Outdated sitemaps and crawl exports
If you’re searching for URLs that disappeared with the Dwell web site not too long ago, there’s an opportunity a person on the crew can have saved a sitemap file or even a crawl export before the adjustments had been designed. For those who haven’t now, check for these data files; they might typically supply what you will need. But, for those who’re reading through this, you most likely did not get so lucky.
Archive.org
Archive.org
Archive.org is a useful Resource for Website positioning jobs, funded by donations. When you seek for a website and choose the “URLs” option, it is possible to access as many as ten,000 detailed URLs.
Nevertheless, Here are a few limitations:
URL limit: It is possible to only retrieve as much as web designer kuala lumpur ten,000 URLs, that is inadequate for more substantial web sites.
Good quality: Several URLs may very well be malformed or reference useful resource files (e.g., images or scripts).
No export option: There isn’t a built-in method to export the listing.

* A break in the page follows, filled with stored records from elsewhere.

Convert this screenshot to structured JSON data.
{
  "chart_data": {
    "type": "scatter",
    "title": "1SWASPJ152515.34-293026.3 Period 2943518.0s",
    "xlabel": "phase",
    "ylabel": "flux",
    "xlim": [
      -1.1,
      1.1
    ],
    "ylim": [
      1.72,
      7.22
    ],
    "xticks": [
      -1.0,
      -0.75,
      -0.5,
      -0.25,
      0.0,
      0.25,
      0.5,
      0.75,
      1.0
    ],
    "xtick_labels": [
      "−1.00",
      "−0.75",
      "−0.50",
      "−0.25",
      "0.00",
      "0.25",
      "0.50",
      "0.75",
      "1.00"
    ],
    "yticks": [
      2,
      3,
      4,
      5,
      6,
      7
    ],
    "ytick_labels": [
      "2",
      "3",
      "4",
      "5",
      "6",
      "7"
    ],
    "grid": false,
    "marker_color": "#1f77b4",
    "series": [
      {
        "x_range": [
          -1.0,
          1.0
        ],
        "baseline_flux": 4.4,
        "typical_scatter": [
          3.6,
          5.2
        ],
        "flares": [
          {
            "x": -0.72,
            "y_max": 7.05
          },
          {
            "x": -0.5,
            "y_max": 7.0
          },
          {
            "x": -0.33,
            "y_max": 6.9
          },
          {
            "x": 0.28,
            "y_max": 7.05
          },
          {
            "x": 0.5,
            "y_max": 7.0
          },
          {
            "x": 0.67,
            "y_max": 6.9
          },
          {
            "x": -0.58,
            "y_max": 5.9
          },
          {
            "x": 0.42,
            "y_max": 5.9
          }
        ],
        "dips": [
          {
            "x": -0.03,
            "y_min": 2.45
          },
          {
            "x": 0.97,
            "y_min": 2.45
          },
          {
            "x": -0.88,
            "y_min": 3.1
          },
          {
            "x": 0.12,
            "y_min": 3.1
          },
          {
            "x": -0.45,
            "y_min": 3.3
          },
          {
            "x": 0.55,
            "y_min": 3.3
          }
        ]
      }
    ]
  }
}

To bypass The dearth of an export button, make use of a browser scraping plugin like Dataminer.io. Nevertheless, these constraints necessarily mean Archive.org may well not present an entire Alternative for bigger internet sites. Also, Archive.org doesn’t reveal regardless of whether Google indexed a URL—however, if Archive.org located it, there’s a great likelihood Google did, too.
Moz Professional
Whilst you might generally utilize a website link index to uncover exterior web sites linking for you, these applications also discover URLs on your website in the process.
How you can utilize it:
Export your inbound inbound links in Moz Pro to secure a rapid and straightforward list of concentrate on URLs out of your web-site. In the event you’re addressing a large Site, consider using the Moz API to export details further than what’s workable in Excel or Google Sheets.

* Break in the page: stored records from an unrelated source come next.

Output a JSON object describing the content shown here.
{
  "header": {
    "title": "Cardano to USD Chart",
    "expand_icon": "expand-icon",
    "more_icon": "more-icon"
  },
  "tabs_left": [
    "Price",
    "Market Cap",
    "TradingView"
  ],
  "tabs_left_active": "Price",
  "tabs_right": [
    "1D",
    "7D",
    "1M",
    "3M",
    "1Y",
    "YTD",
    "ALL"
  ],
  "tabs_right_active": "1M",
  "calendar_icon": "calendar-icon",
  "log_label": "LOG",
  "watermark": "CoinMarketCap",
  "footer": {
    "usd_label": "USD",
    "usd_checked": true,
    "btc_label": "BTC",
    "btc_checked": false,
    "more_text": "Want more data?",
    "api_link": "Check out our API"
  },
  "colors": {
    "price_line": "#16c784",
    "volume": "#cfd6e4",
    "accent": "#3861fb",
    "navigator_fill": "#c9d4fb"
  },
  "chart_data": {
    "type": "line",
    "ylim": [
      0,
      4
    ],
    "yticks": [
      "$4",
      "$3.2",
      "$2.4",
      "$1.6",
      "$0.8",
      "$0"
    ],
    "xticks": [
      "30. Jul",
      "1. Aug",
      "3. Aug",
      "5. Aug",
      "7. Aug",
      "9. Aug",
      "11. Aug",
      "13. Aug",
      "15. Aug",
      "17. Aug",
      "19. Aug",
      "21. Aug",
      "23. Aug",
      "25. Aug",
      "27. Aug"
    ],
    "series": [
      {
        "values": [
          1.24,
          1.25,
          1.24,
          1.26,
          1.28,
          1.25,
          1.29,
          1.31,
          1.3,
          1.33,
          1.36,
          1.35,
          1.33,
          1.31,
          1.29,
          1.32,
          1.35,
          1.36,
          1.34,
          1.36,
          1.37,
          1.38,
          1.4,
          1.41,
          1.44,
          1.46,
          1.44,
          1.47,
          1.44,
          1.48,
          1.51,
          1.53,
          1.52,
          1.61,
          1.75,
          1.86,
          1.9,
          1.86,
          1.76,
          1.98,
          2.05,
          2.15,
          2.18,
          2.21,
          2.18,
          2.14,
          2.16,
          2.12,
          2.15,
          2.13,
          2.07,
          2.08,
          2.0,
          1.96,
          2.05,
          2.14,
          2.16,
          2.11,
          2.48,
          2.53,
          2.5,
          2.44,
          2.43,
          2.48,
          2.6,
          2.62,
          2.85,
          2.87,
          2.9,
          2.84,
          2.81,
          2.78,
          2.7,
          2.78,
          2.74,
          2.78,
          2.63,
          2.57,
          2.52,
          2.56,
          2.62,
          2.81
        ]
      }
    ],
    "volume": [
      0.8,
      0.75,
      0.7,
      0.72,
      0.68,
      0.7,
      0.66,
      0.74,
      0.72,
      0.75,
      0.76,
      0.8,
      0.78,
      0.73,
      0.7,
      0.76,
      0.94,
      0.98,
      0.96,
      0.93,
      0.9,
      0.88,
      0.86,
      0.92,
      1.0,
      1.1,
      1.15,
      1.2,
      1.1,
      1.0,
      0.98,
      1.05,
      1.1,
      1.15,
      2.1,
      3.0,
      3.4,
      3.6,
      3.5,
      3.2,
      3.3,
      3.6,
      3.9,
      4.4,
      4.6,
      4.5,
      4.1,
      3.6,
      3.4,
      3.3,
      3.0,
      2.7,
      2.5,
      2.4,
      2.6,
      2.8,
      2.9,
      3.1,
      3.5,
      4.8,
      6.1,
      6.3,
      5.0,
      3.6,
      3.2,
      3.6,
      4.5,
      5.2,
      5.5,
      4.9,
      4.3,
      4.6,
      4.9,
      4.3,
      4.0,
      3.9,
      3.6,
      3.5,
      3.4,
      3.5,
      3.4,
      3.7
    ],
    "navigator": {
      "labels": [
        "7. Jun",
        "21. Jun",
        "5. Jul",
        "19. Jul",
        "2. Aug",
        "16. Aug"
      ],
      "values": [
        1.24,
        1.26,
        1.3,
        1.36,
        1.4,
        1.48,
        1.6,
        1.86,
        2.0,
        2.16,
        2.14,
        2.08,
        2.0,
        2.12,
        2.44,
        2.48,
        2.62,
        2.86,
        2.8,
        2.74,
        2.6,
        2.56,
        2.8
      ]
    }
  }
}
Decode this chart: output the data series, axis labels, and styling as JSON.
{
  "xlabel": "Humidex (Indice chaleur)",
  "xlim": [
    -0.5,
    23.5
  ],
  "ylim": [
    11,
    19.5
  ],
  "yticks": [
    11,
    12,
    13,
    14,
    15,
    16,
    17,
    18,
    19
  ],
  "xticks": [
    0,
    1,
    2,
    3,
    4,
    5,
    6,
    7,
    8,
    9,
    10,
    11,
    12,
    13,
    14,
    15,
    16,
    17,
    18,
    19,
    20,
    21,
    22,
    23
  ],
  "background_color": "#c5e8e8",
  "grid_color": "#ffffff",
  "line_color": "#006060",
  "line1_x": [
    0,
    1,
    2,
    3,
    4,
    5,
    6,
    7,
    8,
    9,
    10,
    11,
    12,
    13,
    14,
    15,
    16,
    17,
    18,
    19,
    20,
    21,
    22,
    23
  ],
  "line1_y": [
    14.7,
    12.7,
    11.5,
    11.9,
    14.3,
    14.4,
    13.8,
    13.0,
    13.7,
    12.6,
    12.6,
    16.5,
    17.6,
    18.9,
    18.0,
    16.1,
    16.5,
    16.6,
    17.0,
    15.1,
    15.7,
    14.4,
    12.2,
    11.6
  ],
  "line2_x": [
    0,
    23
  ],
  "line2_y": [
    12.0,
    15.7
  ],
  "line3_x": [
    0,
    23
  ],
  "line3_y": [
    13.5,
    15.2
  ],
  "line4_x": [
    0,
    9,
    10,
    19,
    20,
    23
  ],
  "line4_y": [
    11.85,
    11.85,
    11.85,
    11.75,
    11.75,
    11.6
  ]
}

It’s vital that you Take note that Moz Professional doesn’t affirm if URLs are indexed or found out by Google. Having said that, given that most websites utilize the exact same robots.txt principles to Moz’s bots because they do to Google’s, this technique normally works properly to be a proxy for Googlebot’s discoverability.
Google Look for Console
Google Look for Console offers numerous precious resources for setting up your list of URLs.
Backlinks studies:
Similar to Moz Professional, the Links part offers exportable lists of focus on URLs. Regrettably, these exports are capped at one,000 URLs Each and every. You can use filters for precise internet pages, but because filters don’t use to your export, you might need to rely on browser scraping tools—restricted to 500 filtered URLs at any given time. Not excellent.
Overall performance → Search engine results:
This export provides you with an index of pages getting lookup impressions. Even though the export is restricted, You should use Google Research Console API for larger datasets. You will also find no cost Google Sheets plugins that simplify pulling more extensive details.

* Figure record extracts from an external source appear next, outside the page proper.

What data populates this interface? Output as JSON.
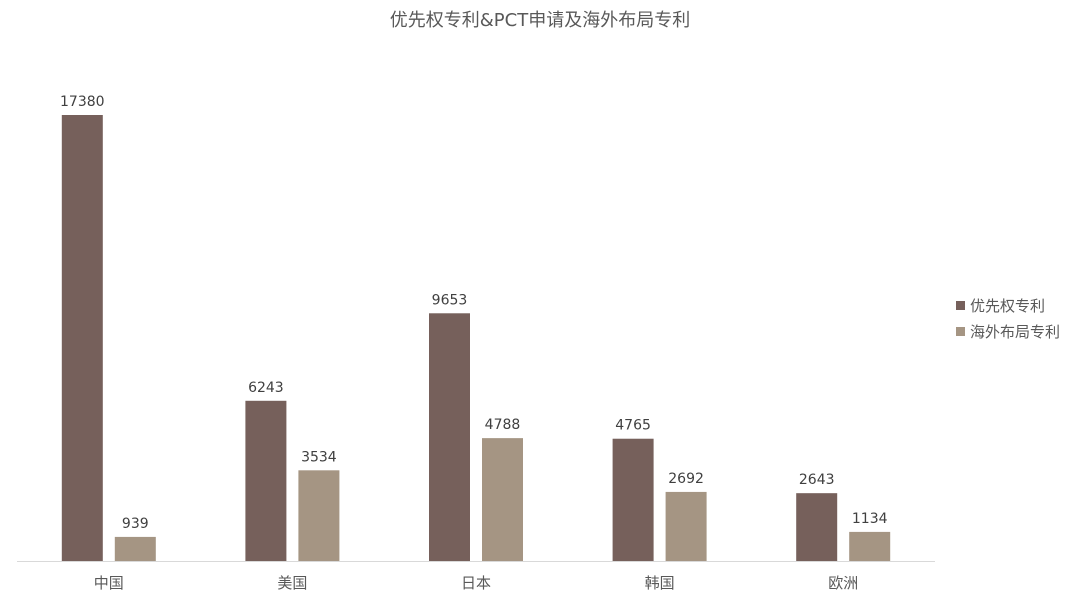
{
  "chart_data": {
    "type": "bar",
    "title": "优先权专利&PCT申请及海外布局专利",
    "categories": [
      "中国",
      "美国",
      "日本",
      "韩国",
      "欧洲"
    ],
    "series": [
      {
        "name": "优先权专利",
        "values": [
          17380,
          6243,
          9653,
          4765,
          2643
        ],
        "color": "#76605b"
      },
      {
        "name": "海外布局专利",
        "values": [
          939,
          3534,
          4788,
          2692,
          1134
        ],
        "color": "#a59583"
      }
    ],
    "xlabel": "",
    "ylabel": "",
    "ylim": [
      0,
      17380
    ],
    "grid": false,
    "legend": "right",
    "data_labels": true
  }
}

Indexing → Web pages report:
This section presents exports filtered by situation type, however they're also minimal in scope.
Google Analytics
Google Analytics
The Engagement → Internet pages and Screens default report in GA4 is a wonderful supply for gathering URLs, using a generous Restrict of 100,000 URLs.
Better still, it is possible to use filters to generate diverse URL lists, efficiently surpassing the 100k Restrict. One example is, if you'd like to export only blog URLs, stick to these techniques:
Move one: Increase a phase to the report
Step 2: Click “Make a new phase.”
Action 3: Determine the section having a narrower URL sample, which include URLs that contains /weblog/
Note: URLs located in Google Analytics might not be discoverable by Googlebot or indexed by Google, but they provide valuable insights.
Server log documents
Server or CDN log data files are Most likely the ultimate Device at your disposal. These logs capture an exhaustive checklist of every URL route queried by buyers, Googlebot, or other bots through the recorded period.
Factors:
Knowledge dimension: Log data files might be huge, lots of web-sites only keep the final two months of knowledge.
Complexity: Examining log files might be complicated, but different instruments are offered to simplify the procedure.
Incorporate, and great luck
As soon as you’ve gathered URLs from every one of these sources, it’s time to mix them. If your internet site is small enough, use Excel or, for larger datasets, applications like Google Sheets or Jupyter Notebook. Assure all URLs are persistently formatted, then deduplicate the record.
And voilà—you now have a comprehensive list of recent, aged, and archived URLs. Very good luck!